A man accused of killing dozens of people in a Moscow park over several years and marking his slayings on a chessboard — with the goal of filling all 64 squares — will face a jury trial next month, a court ruled Monday.

After his arrest last year, Alexander Pichushkin claimed that he had killed more than 60 people, but prosecutors said they had only gathered evidence to charge him with 49 murders.

In a police confession broadcast on NTV television shortly after his arrest, Pichushkin bragged about what he said was his passion for killing.

"For me, a life without murder is like a life without food for you," he said. "I felt like the father of all these people, since it was I who opened the door for them to another world."

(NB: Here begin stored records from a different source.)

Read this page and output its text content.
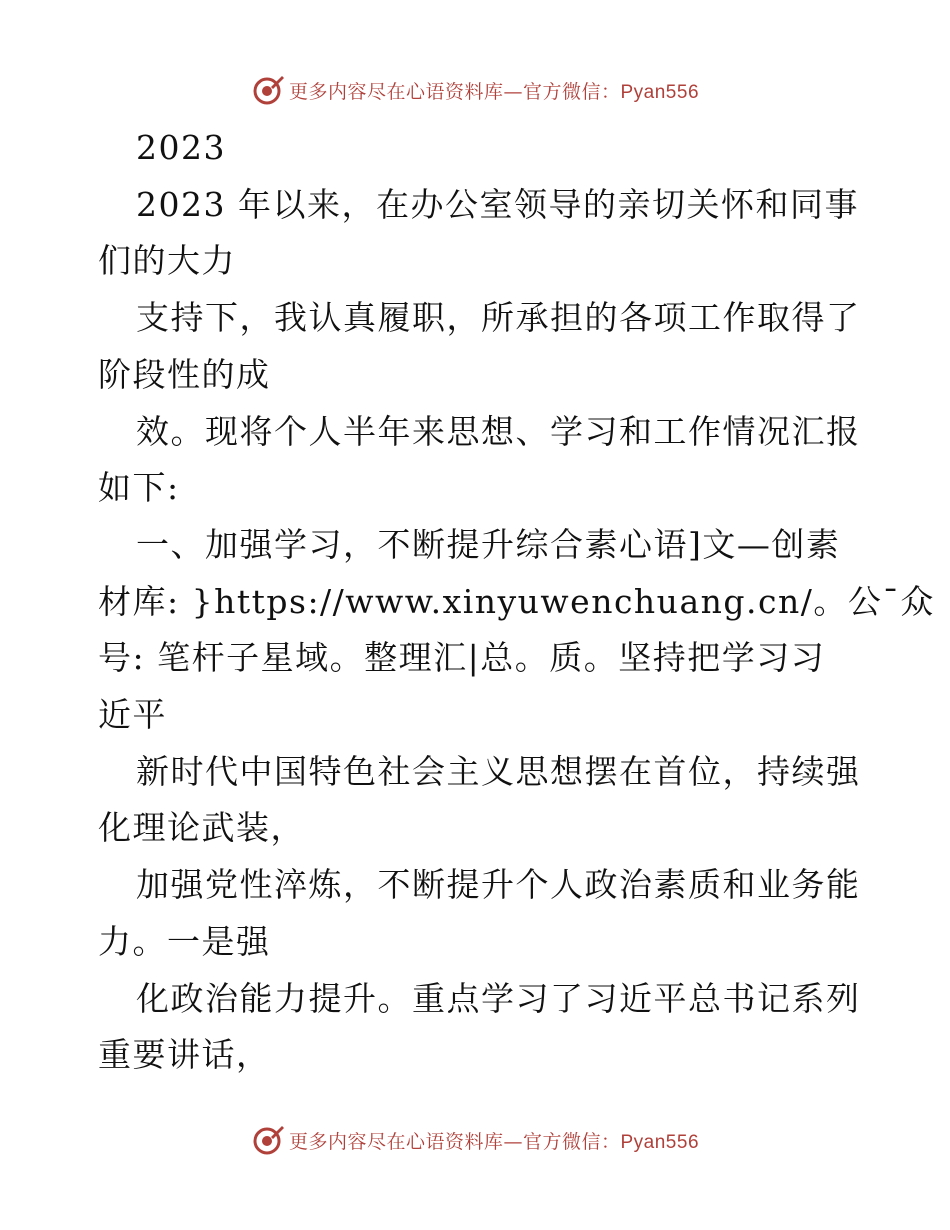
更多内容尽在心语资料库—官方微信：Pyan556

2023

2023 年以来，在办公室领导的亲切关怀和同事

们的大力

支持下，我认真履职，所承担的各项工作取得了

阶段性的成

效。现将个人半年来思想、学习和工作情况汇报

如下:

一、加强学习，不断提升综合素心语]文—创素

材库: }https://www.xinyuwenchuang.cn/。公¯众

号: 笔杆子星域。整理汇|总。质。坚持把学习习

近平

新时代中国特色社会主义思想摆在首位，持续强

化理论武装，

加强党性淬炼，不断提升个人政治素质和业务能

力。一是强

化政治能力提升。重点学习了习近平总书记系列

重要讲话，

更多内容尽在心语资料库—官方微信：Pyan556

Pichushkin, 33, appeared calm during Monday's preliminary hearing. The judge accepted his appeal for a jury trial and ruled that it should be open to the public. The trial was set to start Sept. 13.

Pichushkin faces life in prison if convicted; Russia has maintained a moratorium on capital punishment in line with its obligations to the Council of Europe.

The spate of killings in the sprawling Bittsa Park in southwestern Moscow began in 2001 and terrorized the Russian capital.

Pichushkin was arrested in June 2006 after police found his name and phone number on a piece of paper that a woman who was killed in the park had left for her son. He denied his involvement at first, but then confessed to the murder after police confronted him with video footage taken by a surveillance camera in the subway that showed him accompanying the victim.

Pichushkin went on to confess to at least 62 murders and led police to the bodies of his victims, investigators said. Shortly after his arrest, police invited NTV to film and broadcast his confessions in an effort to counter media speculation that he had been forced into making false confessions.

Experts at the Serbsky Institute, Russia's main psychiatric clinic, have found Pichushkin sane.

Pichushkin said in the televised confessions that he had killed his first victim, a classmate, in 1992 when he was 18. Police had questioned him then, but no charges were filed.

The killings in Bittsa Park began almost a decade later. Most of the victims were men whom Pichushkin had lured to the park by the promise of a drink, investigators said.

Police found his chessboard with numbers attached to its squares, all the way to 62, the chief investigator in the case, Andrei Suprunenko, said in a recently published interview. Pichushkin also used the chessboard to keep stoppers from bottles of vodka he offered his victims.

Pichushkin killed more than 40 people by throwing them into a sewage pit after they were too drunk to resist, Suprunenko, the investigator, said in a recently published interview. Three others survived and one identified him, he said.

Pichushkin killed the others by hitting them with a hammer, the investigator said.